Is it possible to create a magnetic environment where it pushes and pulls at the same time, making the target “levitate”? To better understand why I ask this, the backstory is I’m getting more and more annoyed by rolling office chairs rotating, hitting my ankles, hard to switch directions when wheels having ~90 degrees differences.
Imagine a ball, and put a bowl on it (upside down). The ball is metal, and the bowl is a magnet that pushes the ball, so it doesn’t touch it (because of the shape), and pulls it at the same time, so if you lift the bowl up the ball goes with it.
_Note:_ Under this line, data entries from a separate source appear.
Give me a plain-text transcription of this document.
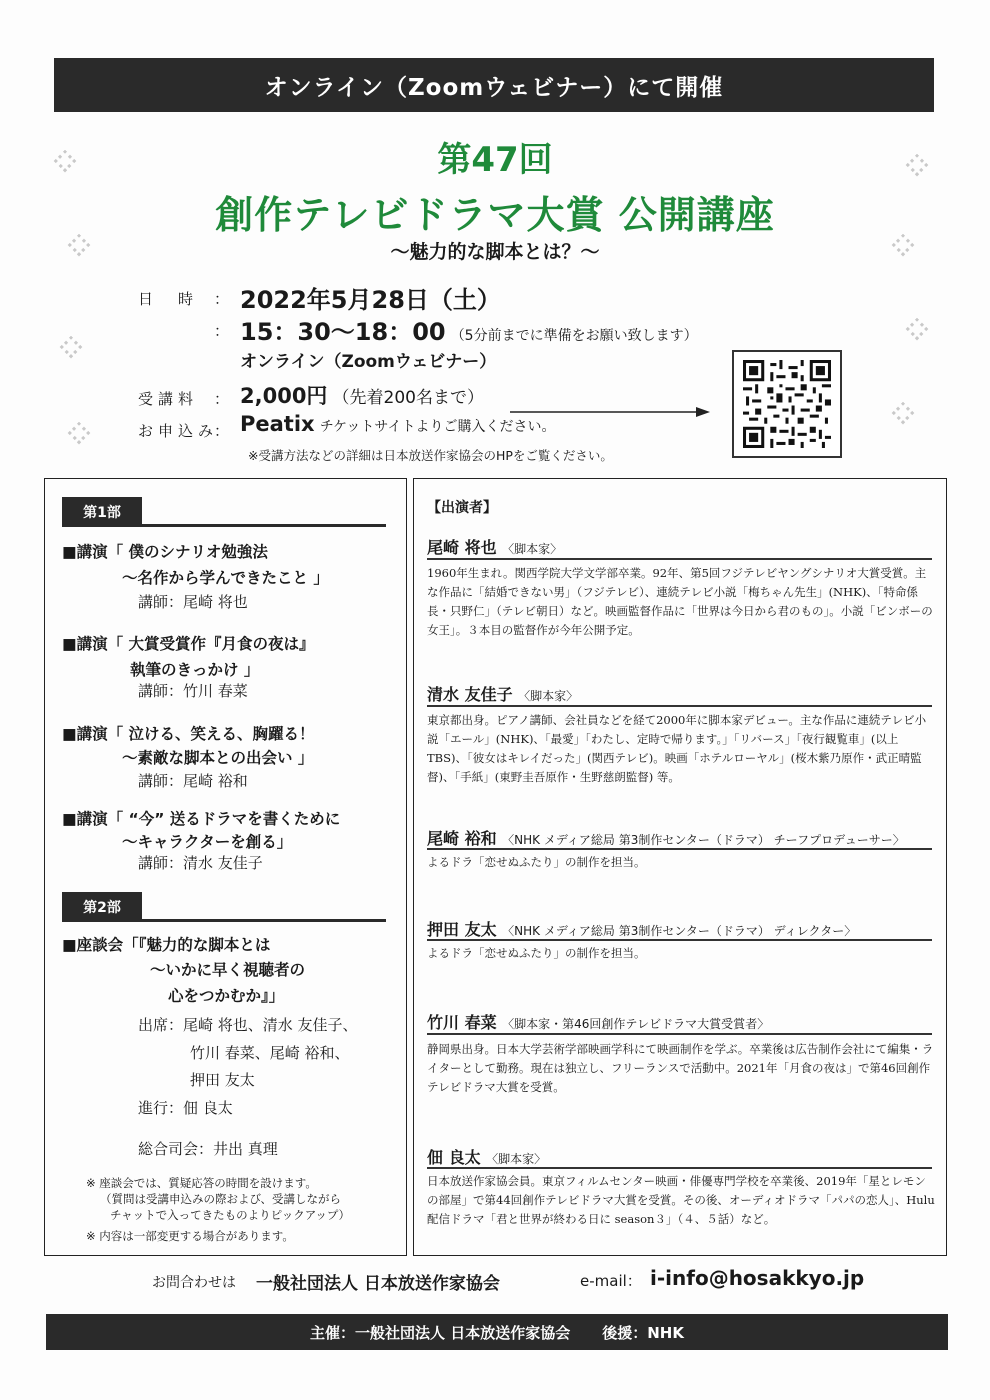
オンライン（Zoomウェビナー）にて開催
第47回
創作テレビドラマ大賞 公開講座
〜魅力的な脚本とは？〜
日　時 ： 2022年5月28日（土）
： 15：30〜18：00 （5分前までに準備をお願い致します）
オンライン（Zoomウェビナー）
受講料 ： 2,000円 （先着200名まで）
お申込み
： Peatix チケットサイトよりご購入ください。
※受講方法などの詳細は日本放送作家協会のHPをご覧ください。
第1部
■講演「 僕のシナリオ勉強法
〜名作から学んできたこと 」
講師：尾崎 将也
■講演「 大賞受賞作『月食の夜は』
執筆のきっかけ 」
講師：竹川 春菜
■講演「 泣ける、笑える、胸躍る！
〜素敵な脚本との出会い 」
講師：尾崎 裕和
■講演「 “今” 送るドラマを書くために
〜キャラクターを創る」
講師：清水 友佳子
第2部
■座談会「『魅力的な脚本とは
〜いかに早く視聴者の
心をつかむか』」
出席：尾崎 将也、清水 友佳子、
竹川 春菜、尾崎 裕和、
押田 友太
進行：佃 良太
総合司会：井出 真理
※ 座談会では、質疑応答の時間を設けます。
（質問は受講申込みの際および、受講しながら
チャットで入ってきたものよりピックアップ）
※ 内容は一部変更する場合があります。
【出演者】
尾崎 将也 〈脚本家〉
1960年生まれ。関西学院大学文学部卒業。92年、第5回フジテレビヤングシナリオ大賞受賞。主な作品に「結婚できない男」（フジテレビ）、連続テレビ小説「梅ちゃん先生」(NHK)、「特命係長・只野仁」（テレビ朝日）など。映画監督作品に「世界は今日から君のもの」。小説「ビンボーの女王」。３本目の監督作が今年公開予定。
清水 友佳子 〈脚本家〉
東京都出身。ピアノ講師、会社員などを経て2000年に脚本家デビュー。主な作品に連続テレビ小説「エール」(NHK)、「最愛」「わたし、定時で帰ります。」「リバース」「夜行観覧車」(以上TBS)、「彼女はキレイだった」(関西テレビ)。映画「ホテルローヤル」(桜木紫乃原作・武正晴監督)、「手紙」(東野圭吾原作・生野慈朗監督) 等。
尾崎 裕和 〈NHK メディア総局 第3制作センター（ドラマ） チーフプロデューサー〉
よるドラ「恋せぬふたり」の制作を担当。
押田 友太 〈NHK メディア総局 第3制作センター（ドラマ） ディレクター〉
よるドラ「恋せぬふたり」の制作を担当。
竹川 春菜 〈脚本家・第46回創作テレビドラマ大賞受賞者〉
静岡県出身。日本大学芸術学部映画学科にて映画制作を学ぶ。卒業後は広告制作会社にて編集・ライターとして勤務。現在は独立し、フリーランスで活動中。2021年「月食の夜は」で第46回創作テレビドラマ大賞を受賞。
佃 良太 〈脚本家〉
日本放送作家協会員。東京フィルムセンター映画・俳優専門学校を卒業後、2019年「星とレモンの部屋」で第44回創作テレビドラマ大賞を受賞。その後、オーディオドラマ「パパの恋人」、Hulu配信ドラマ「君と世界が終わる日に season３」（４、５話）など。
お問合わせは 一般社団法人 日本放送作家協会	e-mail： i-info@hosakkyo.jp
主催：一般社団法人 日本放送作家協会 後援：NHK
This used as wheelchair castors could prevent my, and possibly others’ ankles to be hit.
Is it possible to create this environment that the magnets are in perfect balance in every direction, both pushing and pulling?
 A: I believe I have heard that there is a train in Japan which is supported by magnetic levitation, but that would be for linear motion, and might require a significant amount of power.
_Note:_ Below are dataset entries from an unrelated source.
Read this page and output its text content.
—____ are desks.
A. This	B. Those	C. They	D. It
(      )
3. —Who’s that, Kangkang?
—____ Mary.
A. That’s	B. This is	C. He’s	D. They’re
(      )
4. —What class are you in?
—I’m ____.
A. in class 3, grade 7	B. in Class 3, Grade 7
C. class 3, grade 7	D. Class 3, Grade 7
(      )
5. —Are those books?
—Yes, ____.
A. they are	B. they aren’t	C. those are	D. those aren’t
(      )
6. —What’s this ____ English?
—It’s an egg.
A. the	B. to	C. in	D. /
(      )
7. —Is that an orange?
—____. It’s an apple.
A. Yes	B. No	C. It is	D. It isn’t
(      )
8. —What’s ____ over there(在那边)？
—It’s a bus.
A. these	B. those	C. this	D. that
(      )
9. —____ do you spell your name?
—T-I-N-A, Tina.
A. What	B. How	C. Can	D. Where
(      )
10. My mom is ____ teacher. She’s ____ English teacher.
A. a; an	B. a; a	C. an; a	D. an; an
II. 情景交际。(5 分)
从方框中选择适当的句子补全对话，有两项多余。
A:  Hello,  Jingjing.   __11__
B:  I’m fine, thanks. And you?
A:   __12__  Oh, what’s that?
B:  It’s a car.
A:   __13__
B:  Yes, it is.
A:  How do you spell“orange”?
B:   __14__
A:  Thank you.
A: You can create a spatial array of magnets which generates a specific spatial force profile against a corresponding magnet array.
Check out polymagnets:
https://vimeo.com/107166551

Spring Polymagnets attract until they pass through a defined transition point, passed which they will repel. These Polymagnets will come to rest at an equilibrium distance.

I don't know whether it'd work for your specific spherical application though. I think it'd be easier to just redesign the normal wheelchair.
A: 
Is it possible to create this environment that the magnets are in
perfect balance in every direction, both pushing and pulling?
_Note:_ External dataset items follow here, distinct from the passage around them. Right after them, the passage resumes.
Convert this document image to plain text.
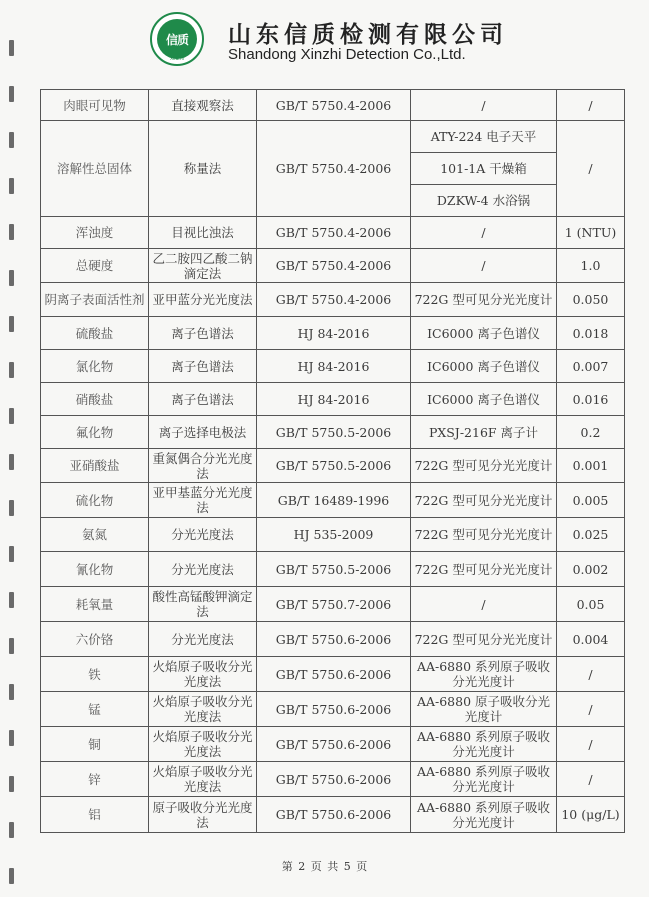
信质
XINZHI
山东信质检测有限公司
Shandong Xinzhi Detection Co.,Ltd.
肉眼可见物	直接观察法	GB/T 5750.4-2006	/	/
溶解性总固体	称量法	GB/T 5750.4-2006	ATY-224 电子天平	/
			101-1A 干燥箱	
			DZKW-4 水浴锅	
浑浊度	目视比浊法	GB/T 5750.4-2006	/	1 (NTU)
总硬度	乙二胺四乙酸二钠滴定法	GB/T 5750.4-2006	/	1.0
阴离子表面活性剂	亚甲蓝分光光度法	GB/T 5750.4-2006	722G 型可见分光光度计	0.050
硫酸盐	离子色谱法	HJ 84-2016	IC6000 离子色谱仪	0.018
氯化物	离子色谱法	HJ 84-2016	IC6000 离子色谱仪	0.007
硝酸盐	离子色谱法	HJ 84-2016	IC6000 离子色谱仪	0.016
氟化物	离子选择电极法	GB/T 5750.5-2006	PXSJ-216F 离子计	0.2
亚硝酸盐	重氮偶合分光光度法	GB/T 5750.5-2006	722G 型可见分光光度计	0.001
硫化物	亚甲基蓝分光光度法	GB/T 16489-1996	722G 型可见分光光度计	0.005
氨氮	分光光度法	HJ 535-2009	722G 型可见分光光度计	0.025
氰化物	分光光度法	GB/T 5750.5-2006	722G 型可见分光光度计	0.002
耗氧量	酸性高锰酸钾滴定法	GB/T 5750.7-2006	/	0.05
六价铬	分光光度法	GB/T 5750.6-2006	722G 型可见分光光度计	0.004
铁	火焰原子吸收分光光度法	GB/T 5750.6-2006	AA-6880 系列原子吸收分光光度计	/
锰	火焰原子吸收分光光度法	GB/T 5750.6-2006	AA-6880 原子吸收分光光度计	/
铜	火焰原子吸收分光光度法	GB/T 5750.6-2006	AA-6880 系列原子吸收分光光度计	/
锌	火焰原子吸收分光光度法	GB/T 5750.6-2006	AA-6880 系列原子吸收分光光度计	/
铝	原子吸收分光光度法	GB/T 5750.6-2006	AA-6880 系列原子吸收分光光度计	10 (μg/L)
第 2 页 共 5 页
If by magnets you mean fixed magnetic moments in a static configuration, then the answer is no per Eanrshaw's theorem.
If the magnets are electromagnets or at least can change their magnetic fields dynamically, then maybe something can be done. With gravity you can build systems that are pull out of the ground (a metallic surface) due to induction while gravity pushes them down.
Another possibility is to use superconductors. With the right material and magnet, you can have a magnet that is locked at a certain distance from a superconductor (it can go up or down) due to flux pinning. Of course, this would only work at very low temperatures.